Pressemitteilung: Entscheidung zum GKV-Spargesetz
„Ein rabenschwarzer Tag für unsere Patientinnen und Patienten“
Mainz, 10. Juli 2026 – Heute hat der Bundestag das GKV-Beitragsstabilisierungsgesetz beschlossen. Es sieht massive Kürzungen im hausärztlichen Bereich vor. „Mit diesen Kürzungen riskiert die Ministerin nicht nur die hausärztliche Vor-Ort-Versorgung.

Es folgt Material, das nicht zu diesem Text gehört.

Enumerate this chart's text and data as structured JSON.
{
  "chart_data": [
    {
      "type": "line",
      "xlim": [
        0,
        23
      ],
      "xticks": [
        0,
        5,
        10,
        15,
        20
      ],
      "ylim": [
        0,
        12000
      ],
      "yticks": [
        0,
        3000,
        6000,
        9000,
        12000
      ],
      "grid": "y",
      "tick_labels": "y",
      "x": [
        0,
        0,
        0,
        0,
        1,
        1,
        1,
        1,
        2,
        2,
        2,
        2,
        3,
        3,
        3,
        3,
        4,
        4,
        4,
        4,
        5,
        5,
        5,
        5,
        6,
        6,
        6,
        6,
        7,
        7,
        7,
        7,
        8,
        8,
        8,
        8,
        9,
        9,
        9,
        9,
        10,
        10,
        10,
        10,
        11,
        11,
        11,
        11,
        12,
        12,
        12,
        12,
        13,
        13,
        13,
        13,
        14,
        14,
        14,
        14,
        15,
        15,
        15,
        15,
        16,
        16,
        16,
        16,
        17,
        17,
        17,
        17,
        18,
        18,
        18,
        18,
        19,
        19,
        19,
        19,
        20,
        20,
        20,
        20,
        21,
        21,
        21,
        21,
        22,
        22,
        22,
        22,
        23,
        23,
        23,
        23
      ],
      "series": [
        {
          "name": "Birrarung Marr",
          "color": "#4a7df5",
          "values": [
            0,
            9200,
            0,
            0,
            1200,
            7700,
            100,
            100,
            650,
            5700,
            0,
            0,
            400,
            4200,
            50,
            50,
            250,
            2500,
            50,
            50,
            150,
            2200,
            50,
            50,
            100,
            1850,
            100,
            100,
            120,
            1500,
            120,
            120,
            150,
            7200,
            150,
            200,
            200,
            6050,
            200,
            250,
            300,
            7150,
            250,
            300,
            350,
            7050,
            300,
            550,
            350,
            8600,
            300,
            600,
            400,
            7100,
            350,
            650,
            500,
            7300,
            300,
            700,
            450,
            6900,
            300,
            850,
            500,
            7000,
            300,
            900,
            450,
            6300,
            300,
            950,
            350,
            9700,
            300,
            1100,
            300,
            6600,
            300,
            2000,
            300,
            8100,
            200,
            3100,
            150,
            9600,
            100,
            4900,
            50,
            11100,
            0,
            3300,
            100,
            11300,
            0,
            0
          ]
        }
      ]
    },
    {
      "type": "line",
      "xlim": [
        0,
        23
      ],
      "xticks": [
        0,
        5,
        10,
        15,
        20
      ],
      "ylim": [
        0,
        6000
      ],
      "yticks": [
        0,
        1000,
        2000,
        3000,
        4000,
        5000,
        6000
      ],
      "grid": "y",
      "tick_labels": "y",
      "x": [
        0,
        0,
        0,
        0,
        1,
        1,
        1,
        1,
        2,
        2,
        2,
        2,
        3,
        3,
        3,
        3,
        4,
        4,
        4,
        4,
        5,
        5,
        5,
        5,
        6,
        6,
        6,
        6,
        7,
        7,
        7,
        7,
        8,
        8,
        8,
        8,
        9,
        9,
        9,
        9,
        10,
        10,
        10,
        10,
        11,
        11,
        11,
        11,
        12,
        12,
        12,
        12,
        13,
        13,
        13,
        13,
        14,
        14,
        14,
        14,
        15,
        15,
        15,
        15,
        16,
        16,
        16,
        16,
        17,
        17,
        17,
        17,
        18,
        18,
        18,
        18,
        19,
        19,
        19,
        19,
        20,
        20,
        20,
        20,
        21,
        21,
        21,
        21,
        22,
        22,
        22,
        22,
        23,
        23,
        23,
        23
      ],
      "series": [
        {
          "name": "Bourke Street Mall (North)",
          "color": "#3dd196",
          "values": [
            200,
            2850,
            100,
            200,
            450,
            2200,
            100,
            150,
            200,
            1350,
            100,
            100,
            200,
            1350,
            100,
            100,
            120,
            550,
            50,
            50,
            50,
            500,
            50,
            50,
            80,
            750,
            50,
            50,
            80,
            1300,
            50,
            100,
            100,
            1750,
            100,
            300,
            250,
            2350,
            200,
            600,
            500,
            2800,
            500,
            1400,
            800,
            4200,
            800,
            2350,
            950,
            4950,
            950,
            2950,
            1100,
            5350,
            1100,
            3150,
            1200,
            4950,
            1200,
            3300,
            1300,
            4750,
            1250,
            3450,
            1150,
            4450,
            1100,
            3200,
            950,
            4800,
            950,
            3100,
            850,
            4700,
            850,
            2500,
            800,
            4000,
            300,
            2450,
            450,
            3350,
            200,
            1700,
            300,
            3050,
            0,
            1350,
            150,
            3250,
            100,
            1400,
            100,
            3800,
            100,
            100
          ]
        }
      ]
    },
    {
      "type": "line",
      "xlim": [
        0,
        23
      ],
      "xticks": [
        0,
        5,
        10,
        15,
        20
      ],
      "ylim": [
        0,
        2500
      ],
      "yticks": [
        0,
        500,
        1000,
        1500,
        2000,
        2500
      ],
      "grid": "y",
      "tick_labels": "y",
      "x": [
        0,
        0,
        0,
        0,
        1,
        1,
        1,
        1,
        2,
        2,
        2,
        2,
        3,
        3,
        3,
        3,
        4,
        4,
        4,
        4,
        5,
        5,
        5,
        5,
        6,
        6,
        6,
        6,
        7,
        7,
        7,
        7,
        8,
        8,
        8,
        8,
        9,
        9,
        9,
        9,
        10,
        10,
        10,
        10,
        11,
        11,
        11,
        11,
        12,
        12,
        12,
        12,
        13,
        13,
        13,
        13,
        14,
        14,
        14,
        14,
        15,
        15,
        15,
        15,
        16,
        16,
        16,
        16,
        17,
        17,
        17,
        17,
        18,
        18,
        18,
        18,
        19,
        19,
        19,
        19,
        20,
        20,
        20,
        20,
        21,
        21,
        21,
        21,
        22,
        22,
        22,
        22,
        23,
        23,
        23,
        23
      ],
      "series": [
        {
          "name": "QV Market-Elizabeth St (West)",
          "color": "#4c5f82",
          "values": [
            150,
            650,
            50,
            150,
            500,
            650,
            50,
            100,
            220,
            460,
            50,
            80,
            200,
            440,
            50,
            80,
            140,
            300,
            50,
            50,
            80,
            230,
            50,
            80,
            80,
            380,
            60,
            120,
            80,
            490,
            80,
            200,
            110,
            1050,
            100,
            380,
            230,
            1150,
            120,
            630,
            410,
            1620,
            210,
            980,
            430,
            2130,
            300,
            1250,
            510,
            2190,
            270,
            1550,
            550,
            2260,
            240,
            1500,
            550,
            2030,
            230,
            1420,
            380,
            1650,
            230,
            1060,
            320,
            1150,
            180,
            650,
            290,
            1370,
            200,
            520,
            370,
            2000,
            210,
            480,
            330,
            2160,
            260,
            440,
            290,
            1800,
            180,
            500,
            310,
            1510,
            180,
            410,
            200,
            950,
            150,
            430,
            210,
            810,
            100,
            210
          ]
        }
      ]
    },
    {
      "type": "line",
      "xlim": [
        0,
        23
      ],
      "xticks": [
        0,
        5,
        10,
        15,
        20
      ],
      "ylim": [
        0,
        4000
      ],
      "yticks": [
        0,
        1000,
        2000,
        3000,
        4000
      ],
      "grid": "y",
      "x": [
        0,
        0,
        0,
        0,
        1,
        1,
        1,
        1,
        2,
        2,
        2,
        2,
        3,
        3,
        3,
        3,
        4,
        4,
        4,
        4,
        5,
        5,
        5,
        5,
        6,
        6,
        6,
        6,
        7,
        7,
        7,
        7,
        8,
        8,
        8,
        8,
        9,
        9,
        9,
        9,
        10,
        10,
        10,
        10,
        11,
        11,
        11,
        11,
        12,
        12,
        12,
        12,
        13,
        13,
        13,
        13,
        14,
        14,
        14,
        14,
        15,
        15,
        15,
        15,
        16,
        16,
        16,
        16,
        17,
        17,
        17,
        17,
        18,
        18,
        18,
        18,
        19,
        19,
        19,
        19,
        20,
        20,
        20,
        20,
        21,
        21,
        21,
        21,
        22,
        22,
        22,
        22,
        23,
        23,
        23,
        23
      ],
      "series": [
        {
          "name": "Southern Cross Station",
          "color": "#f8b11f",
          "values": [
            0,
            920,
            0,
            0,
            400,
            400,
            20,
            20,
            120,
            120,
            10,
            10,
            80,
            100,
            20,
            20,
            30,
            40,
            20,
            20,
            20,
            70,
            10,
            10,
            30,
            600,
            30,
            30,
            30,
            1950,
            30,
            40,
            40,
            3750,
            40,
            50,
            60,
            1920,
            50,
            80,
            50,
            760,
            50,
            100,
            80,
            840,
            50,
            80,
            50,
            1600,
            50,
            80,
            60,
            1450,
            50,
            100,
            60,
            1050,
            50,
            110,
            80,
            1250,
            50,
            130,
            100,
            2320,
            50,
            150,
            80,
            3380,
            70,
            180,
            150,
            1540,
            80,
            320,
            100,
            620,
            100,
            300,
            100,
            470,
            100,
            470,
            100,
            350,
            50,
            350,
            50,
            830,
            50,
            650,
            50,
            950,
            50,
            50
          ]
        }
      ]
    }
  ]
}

Sie nimmt auch in Kauf, ihre eigene Reform in ein Primärversorgungssystem gegen die Wand zu fahren! Mit dem Spargesetz reißt sie das Fundament ein, noch bevor das Haus steht. Die Folgen werden nicht nur unsere hausärztlichen Praxen, sondern alle 3,5 Millionen GKV-Versicherte in Rheinland-Pfalz konkret zu spüren bekommen. Auch unsere Landesregierung ist in der Verantwortung, denn es sind auch ihre Bürgerinnen und Bürger, die aufgrund dieses Gesetzes nicht mehr vernünftig versorgt werden können und Praxen in ihren Kommunen, die nicht nachbesetzt werden“, so Dr. Barbara Römer, 1. Vorsitzende des Hausärztinnen - und Hausärztverbandes Rheinland-Pfalz.
Das Gesetz sieht eine ganze Reihe an Kürzungen im hausärztlichen Bereich vor.
Dazu zählen unter anderem:
- Eine Versorgungsbremse für die Verträge zur Hausarztzentrierten Versorgung (HZV), wonach mehr Versorgung von Patientinnen und Patienten weniger Vergütung nach sich zieht.
- Eine teilweise Rückabwicklung der Entbudgetierung.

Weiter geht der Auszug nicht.